When filling out the Ohio BWC Writable C-9 form, specific best practices will aid in ensuring a smooth submission process. Below are guidelines that outline what to do and what to avoid.

  • Do print or type the form clearly to ensure legibility.
  • Do verify that you send the form to the correct recipient, based on whether the employer is self-insuring or a state-fund employer.
  • Do include all relevant medical documentation and CPT codes to support the request.
  • Do provide accurate information regarding the injured worker, including the claim number and details of the injury.
  • Do complete all sections of the form to minimize processing delays.
  • Don't forget to include the facility site of service code, if applicable.
  • Don't submit the form without confirming that all required signatures and provider information are included.
  • Don't request additional conditions for claims involving self-insuring employers using this form.
  • Don't ignore the guidelines provided for responding to a claim status of "inactive" or "pending."
  • Don't leave blank sections that could lead to processing delays; fill in all applicable information.

Following these guidelines can enhance the efficiency and accuracy of the reimbursement or recommendation process for medical services related to industrial injuries or occupational diseases.

Misconceptions

1. The C-9 form is only for state-fund employers. Many believe that this form is solely for state-fund employers. In fact, it is used by both self-insuring employers and state-fund employers, though self-insuring employers have specific guidelines.

2. You don’t need to provide any supporting documentation. Some individuals feel that filling out the form is sufficient. However, it’s essential to attach all necessary medical documentation to avoid delays in processing.

3. CPT codes are optional. A common misconception is that CPT codes can be left out. This is incorrect; including them is crucial. Failing to include these codes can lead to significant processing delays.

4. The C-9 can be used to request additional conditions for self-insuring claims. This is false. The C-9 form cannot be used to request additional conditions for cases involving self-insuring employers. There are separate processes for those claims.

5. All services are automatically authorized. Many may think that submitting the C-9 guarantees authorization for treatment. That's not true. Authorization depends on the claim status and the documentation provided.

6. Travel reimbursement is always available for medical services. Some believe they can always receive travel reimbursement for medical appointments. Reimbursement is not authorized if the service is available within 45 miles round trip of the injured worker’s residence.

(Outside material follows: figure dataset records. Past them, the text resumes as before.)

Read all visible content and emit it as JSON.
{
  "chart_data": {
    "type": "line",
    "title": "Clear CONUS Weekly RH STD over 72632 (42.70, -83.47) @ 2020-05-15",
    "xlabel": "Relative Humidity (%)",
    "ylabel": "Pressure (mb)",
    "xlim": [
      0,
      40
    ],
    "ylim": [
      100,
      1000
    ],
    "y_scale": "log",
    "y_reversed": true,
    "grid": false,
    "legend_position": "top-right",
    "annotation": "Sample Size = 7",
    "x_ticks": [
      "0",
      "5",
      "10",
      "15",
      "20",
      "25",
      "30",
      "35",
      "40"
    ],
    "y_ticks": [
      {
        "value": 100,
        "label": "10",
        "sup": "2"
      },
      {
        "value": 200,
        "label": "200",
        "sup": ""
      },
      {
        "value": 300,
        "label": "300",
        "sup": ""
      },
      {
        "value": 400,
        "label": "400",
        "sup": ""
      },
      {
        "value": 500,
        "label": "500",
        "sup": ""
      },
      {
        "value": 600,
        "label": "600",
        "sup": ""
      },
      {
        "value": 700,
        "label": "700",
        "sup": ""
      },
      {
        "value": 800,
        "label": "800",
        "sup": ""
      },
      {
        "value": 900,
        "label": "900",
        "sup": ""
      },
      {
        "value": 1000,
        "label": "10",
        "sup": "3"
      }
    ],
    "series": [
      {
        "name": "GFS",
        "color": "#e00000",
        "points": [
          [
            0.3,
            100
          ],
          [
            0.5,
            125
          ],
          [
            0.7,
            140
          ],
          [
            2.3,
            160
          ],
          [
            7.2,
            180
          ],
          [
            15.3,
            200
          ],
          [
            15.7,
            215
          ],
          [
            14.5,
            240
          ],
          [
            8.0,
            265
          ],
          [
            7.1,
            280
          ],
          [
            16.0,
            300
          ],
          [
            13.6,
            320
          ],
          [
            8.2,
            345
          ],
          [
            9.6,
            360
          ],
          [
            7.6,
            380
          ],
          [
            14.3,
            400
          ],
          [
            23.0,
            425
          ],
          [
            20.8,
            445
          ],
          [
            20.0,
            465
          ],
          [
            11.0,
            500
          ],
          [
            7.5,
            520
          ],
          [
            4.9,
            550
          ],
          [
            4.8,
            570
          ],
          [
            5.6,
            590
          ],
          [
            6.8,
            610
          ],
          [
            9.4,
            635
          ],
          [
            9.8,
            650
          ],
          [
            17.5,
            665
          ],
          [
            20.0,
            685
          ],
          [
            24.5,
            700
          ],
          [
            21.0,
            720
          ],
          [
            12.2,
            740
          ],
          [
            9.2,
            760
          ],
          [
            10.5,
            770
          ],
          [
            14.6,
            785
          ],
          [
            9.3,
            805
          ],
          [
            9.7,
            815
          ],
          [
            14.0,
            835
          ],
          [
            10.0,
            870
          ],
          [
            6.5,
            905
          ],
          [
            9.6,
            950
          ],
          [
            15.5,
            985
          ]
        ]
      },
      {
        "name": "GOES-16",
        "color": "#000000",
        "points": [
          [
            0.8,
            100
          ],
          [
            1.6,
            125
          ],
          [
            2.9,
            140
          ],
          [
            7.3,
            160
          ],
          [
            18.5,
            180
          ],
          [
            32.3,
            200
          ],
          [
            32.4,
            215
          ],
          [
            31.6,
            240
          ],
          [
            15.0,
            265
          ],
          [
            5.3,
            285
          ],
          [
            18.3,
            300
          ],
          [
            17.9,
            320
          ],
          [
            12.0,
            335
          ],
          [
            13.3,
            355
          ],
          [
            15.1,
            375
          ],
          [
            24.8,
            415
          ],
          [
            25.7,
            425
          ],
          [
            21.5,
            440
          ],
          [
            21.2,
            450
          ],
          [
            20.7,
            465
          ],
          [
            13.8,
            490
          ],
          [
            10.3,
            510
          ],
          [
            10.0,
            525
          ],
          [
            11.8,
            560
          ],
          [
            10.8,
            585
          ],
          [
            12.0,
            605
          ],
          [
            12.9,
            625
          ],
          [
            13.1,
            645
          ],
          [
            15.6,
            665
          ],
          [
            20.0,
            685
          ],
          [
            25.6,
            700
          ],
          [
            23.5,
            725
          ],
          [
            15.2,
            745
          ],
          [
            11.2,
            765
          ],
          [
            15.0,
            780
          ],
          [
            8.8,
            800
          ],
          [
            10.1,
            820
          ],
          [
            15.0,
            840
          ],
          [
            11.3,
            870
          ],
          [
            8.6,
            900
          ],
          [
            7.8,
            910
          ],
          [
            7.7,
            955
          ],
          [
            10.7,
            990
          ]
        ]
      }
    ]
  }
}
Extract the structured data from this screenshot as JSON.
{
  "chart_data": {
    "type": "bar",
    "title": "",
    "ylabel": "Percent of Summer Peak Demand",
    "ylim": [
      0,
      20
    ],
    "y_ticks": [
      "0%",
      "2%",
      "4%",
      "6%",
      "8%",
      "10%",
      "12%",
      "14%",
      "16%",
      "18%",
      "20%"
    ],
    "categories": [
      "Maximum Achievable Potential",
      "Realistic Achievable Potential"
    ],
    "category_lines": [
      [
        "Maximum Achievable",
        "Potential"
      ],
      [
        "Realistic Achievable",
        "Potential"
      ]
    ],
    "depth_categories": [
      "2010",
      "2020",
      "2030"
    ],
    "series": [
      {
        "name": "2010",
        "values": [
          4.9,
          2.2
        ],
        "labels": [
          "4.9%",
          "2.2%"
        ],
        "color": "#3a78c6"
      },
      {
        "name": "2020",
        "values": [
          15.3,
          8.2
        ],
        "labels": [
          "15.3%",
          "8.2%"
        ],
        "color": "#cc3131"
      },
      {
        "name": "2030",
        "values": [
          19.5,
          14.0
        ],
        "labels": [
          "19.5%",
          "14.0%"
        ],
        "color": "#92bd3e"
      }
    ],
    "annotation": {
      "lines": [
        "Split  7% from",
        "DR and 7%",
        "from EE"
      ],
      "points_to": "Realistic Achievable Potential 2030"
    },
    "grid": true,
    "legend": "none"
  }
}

7. An MCO can deny a C-9 request at any time. Although MCOs have the authority to deny requests, they cannot do so arbitrarily. They must provide valid reasons, and decisions must follow the established timelines and conditions for the claims.

Key takeaways

  • The Ohio BWC Writable C-9 form is essential for either requesting medical service reimbursement or for recommending additional conditions related to an industrial injury or occupational disease. Proper completion of the form is crucial to ensure accurate processing of requests.

  • When filling out the form, clear and legible information must be provided. This includes the injured worker’s name, claim number, and detailed information about requested services, such as CPT codes and necessary medical reports. Inadequate information may lead to delays in service approval.

  • If the injured worker is employed by a self-insuring employer, the form should be submitted directly to that employer. Conversely, if the employer is state-fund, the completed form must be sent to the appropriate managed care organization (MCO), which can be identified through the BWC website or by phone.

  • Timely submission is critical. The MCO or self-insuring employer must respond to the C-9 request within a specified timeframe to avoid automatic grant of authorization for treatment, subject to BWC policies. Any failure to adhere to these timelines can significantly affect the injured worker's access to necessary medical services.